Les conditions de vie ou de survie dans le camp étaient tellement mauvaises que de nombreux prisonniers sont morts de maladie et de malnutrition. A un moment donné, les nazis ont installé des chambres à gaz, car il y avait «plus d’ouvriers que de travail». Les déportés étaient gazés au camp de Mauthausen même ou dans le sinistre château de Hartheim. Les nazis avaient également transformé le wagon d’un train en chambre à gaz qui faisait les aller-retour entre Mauthausen et Gusen et à chaque rotation, 30 personnes étaient ainsi assassinées. Ce qui est frappant lorsque l’on visite la chambre à gaz, c’est le judas qui permettait aux dignitaires nazis de suivre le processus de gazage. Ils en tiraient un plaisir cynique lorsque ce n’était pas une sorte de jouissance sexuelle sadique.
Avec l’avance des troupes alliées, les conditions à Mauthausen ont empiré et l’horreur a atteint son comble. Au cours des quatre premiers mois de 1945, 40 000 personnes ont été assassinées à Mauthausen !
Après la libération du camp en 1945, plusieurs milliers de prisonniers sont morts d’épuisement ou de maladies.
Aujourd’hui, le camp principal de Mauthausen fait partie des sites protégés par le Gouvernement autrichien. Comble du cynisme, les chiens qui étaient tant utilisés pour terrifier et torturer les malheureux déportés au camp, n’y ont pas accès: «Ordnung muss sein » - l’ordre doit régner.
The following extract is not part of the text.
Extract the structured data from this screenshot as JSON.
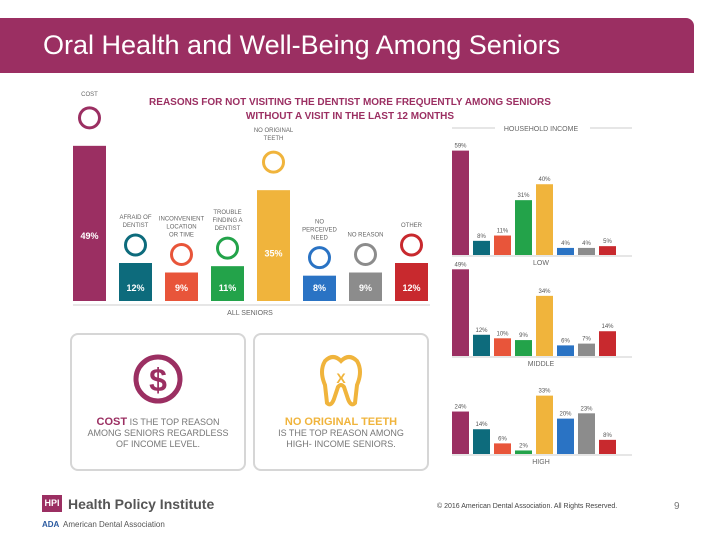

Voici en gros pour les faits et l’histoire d’un complexe d’esclavage où l’humiliation, la torture et l’assassinat étaient de mise et ce au vu et au su de tous ceux qui ont alimenté la machine de guerre nazie…, en grande partie grâce à l’or que la «bonne» Suisse a blanchi pour Hitler. Peut-on vraiment dire que seuls les nazis étaient coupables ? Il est certain que pour ceux qui pensent encore que toute l’affaire des fonds juifs et des fonds volés par les nazis se résume à de simples revendications pécuniaires, un petit tour à Mauthausen serait salutaire.
Mais ce qui importe aujourd’hui, c’est que les Juifs du monde entier, en particulier les établissements scolaires, les mouvements de jeunesse, les centres communautaires et les familles individuelles visitent ces camps. Si nous n’y allons plus, ils disparaîtront. La mémoire des hommes, des femmes et des enfants qui y ont été assassinés sera à tout jamais oubliée… et le monde aura à nouveau bonne conscience.